18 While the court is somewhat troubled by the possibility of conflicts of interest between class members whose damages were caused by water intrusion through different failure paths, neither party thoroughly addressed this issue in its briefing. Therefore, because the issue has not been squarely addressed and because it is not dispositive of the outcome, the court declines to offer any opinion on how it would impact the Rule 23 analysis at this time. Should the question of class certification persist in this litigation, the court reserves the right to address this issue in the future.
19 Notably the Ninth Circuit’s opinion in Chamberlan primarily discussed the propriety of appellate review under Rule 23(f) and the level of class certification analysis required at the district court level.
20 If plaintiff’s breach of express warranty claim was targeted at the delivery of defective Windows, there would be no reason to limit the class to Window owners who actually made warranty claims. The Dafflin class contained no such limitation. Dafflin, 458 F.3d at 551.
21 Helmer involved allegations of strict products liability. Helmer, 2014 WL 1133299, *2.
22 The district court’s decision in Terrill v. Electrolux Home Products, Inc., 295 F.R.D. 671, 686 (S.D. Ga. 2013), is another case plaintiff cited for the proposition that predominance is satisfied by the existence of a common defect issue.

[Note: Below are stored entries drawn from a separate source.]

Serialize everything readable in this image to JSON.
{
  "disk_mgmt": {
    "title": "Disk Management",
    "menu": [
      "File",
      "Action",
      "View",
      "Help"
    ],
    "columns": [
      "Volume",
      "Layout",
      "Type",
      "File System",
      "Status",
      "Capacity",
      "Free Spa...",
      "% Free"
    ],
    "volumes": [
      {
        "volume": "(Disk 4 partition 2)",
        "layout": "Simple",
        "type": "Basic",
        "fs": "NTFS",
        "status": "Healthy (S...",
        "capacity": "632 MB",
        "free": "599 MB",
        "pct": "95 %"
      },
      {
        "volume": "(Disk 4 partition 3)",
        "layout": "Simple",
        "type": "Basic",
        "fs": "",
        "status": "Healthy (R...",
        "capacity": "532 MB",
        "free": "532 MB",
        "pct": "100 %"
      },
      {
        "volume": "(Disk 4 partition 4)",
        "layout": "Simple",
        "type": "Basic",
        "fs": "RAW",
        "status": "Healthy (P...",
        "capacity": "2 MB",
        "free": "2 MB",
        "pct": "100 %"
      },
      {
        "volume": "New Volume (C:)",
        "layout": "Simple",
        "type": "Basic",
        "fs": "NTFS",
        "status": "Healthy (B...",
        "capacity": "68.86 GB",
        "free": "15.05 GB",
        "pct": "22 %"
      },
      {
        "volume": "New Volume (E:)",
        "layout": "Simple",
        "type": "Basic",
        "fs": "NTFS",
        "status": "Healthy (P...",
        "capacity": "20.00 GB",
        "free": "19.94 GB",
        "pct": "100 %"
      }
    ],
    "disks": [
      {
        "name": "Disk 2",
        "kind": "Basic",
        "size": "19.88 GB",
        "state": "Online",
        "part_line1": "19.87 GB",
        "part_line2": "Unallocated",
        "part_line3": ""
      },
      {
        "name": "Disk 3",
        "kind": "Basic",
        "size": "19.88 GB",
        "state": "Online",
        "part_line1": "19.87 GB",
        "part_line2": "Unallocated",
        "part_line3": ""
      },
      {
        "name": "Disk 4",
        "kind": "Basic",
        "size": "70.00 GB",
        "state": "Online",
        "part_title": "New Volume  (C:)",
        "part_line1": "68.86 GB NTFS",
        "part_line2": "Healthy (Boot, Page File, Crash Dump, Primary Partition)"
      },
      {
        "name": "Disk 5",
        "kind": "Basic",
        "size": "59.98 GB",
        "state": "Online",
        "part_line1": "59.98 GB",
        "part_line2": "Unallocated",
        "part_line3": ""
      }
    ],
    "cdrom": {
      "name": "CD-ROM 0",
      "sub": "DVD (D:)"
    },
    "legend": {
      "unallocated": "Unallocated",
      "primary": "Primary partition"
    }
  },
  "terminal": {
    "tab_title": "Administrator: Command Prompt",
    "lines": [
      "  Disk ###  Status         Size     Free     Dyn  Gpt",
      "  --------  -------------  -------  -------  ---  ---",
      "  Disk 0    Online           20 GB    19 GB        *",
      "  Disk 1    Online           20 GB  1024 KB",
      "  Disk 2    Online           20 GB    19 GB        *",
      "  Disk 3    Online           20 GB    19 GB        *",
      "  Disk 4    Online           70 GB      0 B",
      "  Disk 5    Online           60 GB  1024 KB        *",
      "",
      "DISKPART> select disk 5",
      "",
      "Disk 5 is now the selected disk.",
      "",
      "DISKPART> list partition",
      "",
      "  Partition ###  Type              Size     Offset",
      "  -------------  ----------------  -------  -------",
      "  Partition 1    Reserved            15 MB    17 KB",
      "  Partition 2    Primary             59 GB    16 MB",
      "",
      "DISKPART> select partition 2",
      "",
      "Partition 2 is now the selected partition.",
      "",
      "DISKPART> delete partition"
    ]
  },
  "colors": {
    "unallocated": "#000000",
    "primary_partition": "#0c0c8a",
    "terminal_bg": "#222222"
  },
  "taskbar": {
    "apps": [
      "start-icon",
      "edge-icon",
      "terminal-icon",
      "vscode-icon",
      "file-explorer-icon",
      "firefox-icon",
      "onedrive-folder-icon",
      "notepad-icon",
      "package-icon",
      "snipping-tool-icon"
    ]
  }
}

23 The court also noted that individual causation issues precluded certification of the plaintiffs’ consumer claims. Brown, 2016 WL 1085517, at *6–7. Though the specific issues present in the Brown case are not present here, the court at least upheld the proposition that individual causal inquiries are sufficient to defeat predominance. Id.
24 Plaintiff describes his request for Rule 23(c)(4) certification as an “alternative” to certification under Rule 23(b)(3). Pl.’s Mot. 7. However, Rule 23(c)(4) classes are not exempt from the requirements of Rule 23(a) or 23(b), though such requirements may apply differently. Thus, it is not entirely clear what plaintiff seeks as an alternative to Rule 23(c)(4) certification. The court discussed this question at the hearing and is satisfied that analysis of the proposed class under Rule 23(c)(4) is sufficient to address all issues relevant to the instant motion. Hr’g Tr. 128:13–17 (“THE COURT: Your 24(c) class issue is the same as the issue in the other class, right? MR. LUCEY: Yes, sir. THE COURT: Exactly the same. MR. LUCEY: Yes, sir. Thank you.”).
25 The Farrar court used this reasoning as the basis for alternative holdings on the issues of both predominance and superiority. See Farrar, 254 F.R.D. 78 n.11 (“Alternatively, a class action would not be the superior method to handle this litigation.  Individual trials are a better mechanism for handling this case in light of the multiplicity of individual issues.”). This is simply because the Farrar court adopted a different approach in evaluating commonality under Rule 23(c)(4). See id. at 78 (looking to the entire cause of action in assessing predominance in Rule 23(c)(4) context). While this court has assumed a different approach to predominance, the Farrar court’s application of the superiority requirement remains highly relevant. Moreover, if this court’s departure from the Farrar court’s approach to predominance is incorrect, this only strengthens the conclusion that certification is inappropriate.
26 Like the Farrar court, the St. Petersburg court conducted much of its analysis under the predominance prong and simply transferred its reasoning into the superiority context. St. Petersburg, 265 F.R.D. at 644–45 (“[T]he same issues preventing common questions from predominating individual ones, also weigh against a class action as the superior method of resolving this case. The more individual issues predominate common ones, the more difficult it is to manage a class action.”). As discussed in the preceding footnote, while the court has adopted a different approach to the issue of predominance in the context of Rule 23(c)(4), the court finds the St. Petersburg court’s analysis entirely applicable to the issue of superiority.